Post-mortem : définition
Un post-mortem est l'analyse structurée d'un échec, d'un incident ou d'un projet terminé, menée après coup pour en comprendre les causes et en extraire des apprentissages. Le terme vient de la médecine légale, popularisé en entreprise par les équipes d'ingénierie qui l'utilisent après chaque incident de production. Son principe central : analyser les causes sans chercher de coupables, pour que l'équipe apprenne au lieu de se défendre.
Pourquoi le post-mortem compte
Un échec non analysé coûte deux fois : une fois quand il survient, une fois quand il se répète. Sans post-mortem, chaque membre de l'équipe repart avec sa propre version des causes, souvent contradictoire avec celle des autres, et l'entreprise n'apprend rien de collectif. L'article Pourquoi les startups oublient leurs décisions décrit comment ce savoir s'évapore quand il n'est pas capturé.
Le post-mortem transforme l'échec en actif : les causes identifiées deviennent des apprentissages, les apprentissages deviennent des décisions, et la même erreur ne se rejoue pas six mois plus tard sous un autre nom.
Ce qu'un post-mortem n'est pas
- Ce n'est pas un procès. La règle du « sans blâme » (blameless) n'est pas une politesse : un post-mortem où les personnes se sentent jugées produit des récits défensifs et des causes maquillées. On analyse les conditions qui ont rendu l'erreur possible, pas la personne qui l'a commise.
- Ce n'est pas une rétrospective de sprint. La rétrospective est un rituel régulier d'amélioration continue ; le post-mortem est déclenché par un événement précis, échec ou incident.
- Ce n'est pas réservé à la technique. Un lancement raté, un canal d'acquisition abandonné ou un recrutement manqué méritent le même exercice.
Le post-mortem est un format particulier de retour d'expérience, centré sur un événement précis là où le REX peut couvrir tout projet.

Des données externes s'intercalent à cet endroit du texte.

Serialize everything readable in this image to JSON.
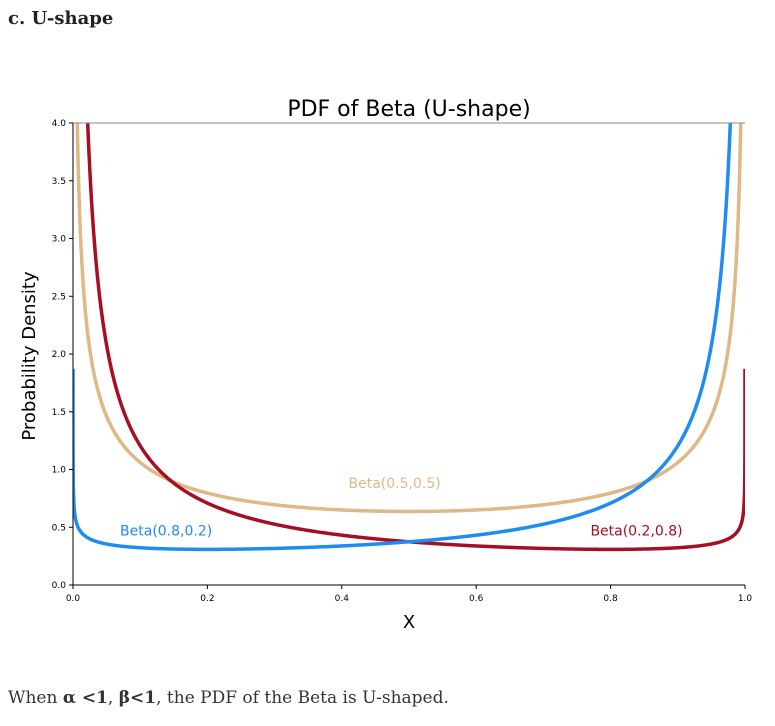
{
  "section_heading": "c. U-shape",
  "caption": {
    "prefix": "When ",
    "alpha": "α <1",
    "sep": ", ",
    "beta": "β<1",
    "suffix": ", the PDF of the Beta is U-shaped."
  },
  "chart_data": {
    "type": "line",
    "title": "PDF of Beta (U-shape)",
    "xlabel": "X",
    "ylabel": "Probability Density",
    "xlim": [
      0,
      1
    ],
    "ylim": [
      0,
      4
    ],
    "xticks": [
      "0.0",
      "0.2",
      "0.4",
      "0.6",
      "0.8",
      "1.0"
    ],
    "yticks": [
      "0.0",
      "0.5",
      "1.0",
      "1.5",
      "2.0",
      "2.5",
      "3.0",
      "3.5",
      "4.0"
    ],
    "grid": false,
    "series": [
      {
        "name": "Beta(0.5,0.5)",
        "alpha": 0.5,
        "beta": 0.5,
        "color": "#deb887"
      },
      {
        "name": "Beta(0.2,0.8)",
        "alpha": 0.2,
        "beta": 0.8,
        "color": "#a50f24"
      },
      {
        "name": "Beta(0.8,0.2)",
        "alpha": 0.8,
        "beta": 0.2,
        "color": "#1e8cf0"
      }
    ],
    "annotations": [
      {
        "text": "Beta(0.5,0.5)",
        "x": 0.41,
        "y": 0.84,
        "color": "#deb887"
      },
      {
        "text": "Beta(0.8,0.2)",
        "x": 0.07,
        "y": 0.43,
        "color": "#1e8cf0"
      },
      {
        "text": "Beta(0.2,0.8)",
        "x": 0.77,
        "y": 0.43,
        "color": "#a50f24"
      }
    ]
  }
}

Comment le mener concrètement
Un bon post-mortem suit une trame stable :
- La chronologie factuelle : ce qui s'est passé, dans l'ordre, sans interprétation. C'est la base commune qui évite que l'analyse parte des impressions.
- L'impact : ce que l'échec a coûté, en termes concrets et honnêtes.
- Les causes : en creusant au-delà de la cause immédiate, par exemple avec la méthode des cinq pourquoi, jusqu'aux conditions structurelles.
- Les apprentissages et actions : formulés de manière actionnable, avec un responsable et une échéance.
Le template de post-mortem pour startup fournit cette trame prête à copier. Les décisions qui en découlent gagnent à être versées dans un registre de décisions, pour que la chaîne échec, apprentissage, décision reste traçable.
Le piège classique : un post-mortem bien mené puis rangé dans un dossier que personne ne rouvre. Les apprentissages doivent rejoindre la mémoire de l'équipe et re-surgir quand un projet similaire se prépare. C'est ce que fait une mémoire vivante comme Verbasil, en reliant l'échec, ses causes et ses apprentissages aux décisions futures.
FAQ
Quand faut-il faire un post-mortem ?
Après tout échec ou incident dont l'équipe veut éviter la répétition : incident de production, lancement décevant, expérience arrêtée, projet abandonné. Le bon moment est rapproché de l'événement, quand les faits sont frais, mais après le retour au calme pour que l'analyse domine l'émotion.
Pourquoi un post-mortem doit-il être « sans blâme » ?
Parce que l'objectif est l'information, pas la sanction. Si les participants craignent d'être jugés, ils livrent des récits défensifs et les vraies causes restent cachées. En analysant les conditions qui ont rendu l'erreur possible plutôt que la personne, on obtient des faits exploitables et des correctifs qui tiennent.